Paulo Campos
23/05/2018

A natureza e a busca incessante pelos picos de adaptação. [1]
O Processo evolutivo é determinado por uma combinação de diferentes mecanismos evolutivos. Temos a ação de forças evolutivas que imprimem um caráter determinístico ao processo, tais como a seleção natural (sobrevivência do mais apto), e a chance que surge em diferentes formas e que traz um caráter de imprevisibilidade para a trajetória evolutiva em populações naturais. A aleatoriedade do processo surge em várias etapas do ciclo evolutivo de uma população: quando e em que indivíduo uma mutação ocorre, e se este mutante sobrevive a perda estocástica durante a reprodução, um processo conhecido como deriva genética.

Sewall Wright criou a metáfora de uma escalada para a evolução Darwiniana [2]. O conceito de relevo de adaptação proposto por Wright é um dos conceitos mais importantes na biologia evolucionária [3]. O relevo de adaptação é uma forma de visualizar a relação entre genótipo e sucesso reprodutivo (adaptação).

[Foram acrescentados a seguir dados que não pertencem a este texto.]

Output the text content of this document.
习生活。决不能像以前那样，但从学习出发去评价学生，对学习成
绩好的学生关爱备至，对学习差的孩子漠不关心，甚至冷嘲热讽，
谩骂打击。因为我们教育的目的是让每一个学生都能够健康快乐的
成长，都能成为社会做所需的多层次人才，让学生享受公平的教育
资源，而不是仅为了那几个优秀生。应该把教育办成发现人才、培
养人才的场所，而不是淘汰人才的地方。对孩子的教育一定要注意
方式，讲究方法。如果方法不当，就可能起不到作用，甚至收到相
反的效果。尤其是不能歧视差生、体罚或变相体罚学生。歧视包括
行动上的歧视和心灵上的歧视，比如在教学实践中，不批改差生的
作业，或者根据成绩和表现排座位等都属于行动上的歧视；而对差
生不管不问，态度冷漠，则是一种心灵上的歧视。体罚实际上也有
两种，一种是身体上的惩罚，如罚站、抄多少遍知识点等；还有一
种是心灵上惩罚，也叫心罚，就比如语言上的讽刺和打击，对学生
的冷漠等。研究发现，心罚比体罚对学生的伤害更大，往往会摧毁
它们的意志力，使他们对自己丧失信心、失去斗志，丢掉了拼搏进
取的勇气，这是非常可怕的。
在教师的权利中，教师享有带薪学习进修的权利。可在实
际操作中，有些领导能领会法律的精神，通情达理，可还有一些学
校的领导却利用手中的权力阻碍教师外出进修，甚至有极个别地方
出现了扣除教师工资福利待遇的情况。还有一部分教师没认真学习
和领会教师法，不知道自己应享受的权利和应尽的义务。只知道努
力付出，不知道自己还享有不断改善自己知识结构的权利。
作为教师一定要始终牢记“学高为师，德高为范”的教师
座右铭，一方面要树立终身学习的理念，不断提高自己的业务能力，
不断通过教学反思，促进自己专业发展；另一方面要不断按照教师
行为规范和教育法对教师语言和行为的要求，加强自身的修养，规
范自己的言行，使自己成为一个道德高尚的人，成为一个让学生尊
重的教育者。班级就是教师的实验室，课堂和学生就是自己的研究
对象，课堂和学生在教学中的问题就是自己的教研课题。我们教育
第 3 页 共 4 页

Em geral, o conjunto de genótipos é organizado de tal forma que um genótipo é conectado a outro quando um pode surgir do outro por meio de eventos de mutação. Desta forma, a evolução pode ser vista como caminhadas e o aumento da adaptação como escaladas para picos mais elevados deste relevo. Apesar de seu apelo intuitivo para o estudo da evolução, o impacto do conceito de relevos de adaptação na biologia evolucionária foi limitado, devido à ausência de dados empíricos sobre a topografia de relevos de adaptação reais. Contudo, esta situação tem mudado nos últimos anos em face dos desenvolvimentos recentes na biologia evolucionária experimental [4].

Devido à alta dimensionalidade dos relevos reais, uma forma encontrada de se construir tais relevos envolve a análise sistemática de todas as possíveis combinações de um pequeno, pré-definido conjunto de mutações. Este é, por exemplo, o método utilizado para estudar o relevo de adaptação associado ao alelo denominado β-lactamases, responsável pela produção de enzimas que aumentam a resistência de bactérias a alguns tipos de antibióticos importantes [5].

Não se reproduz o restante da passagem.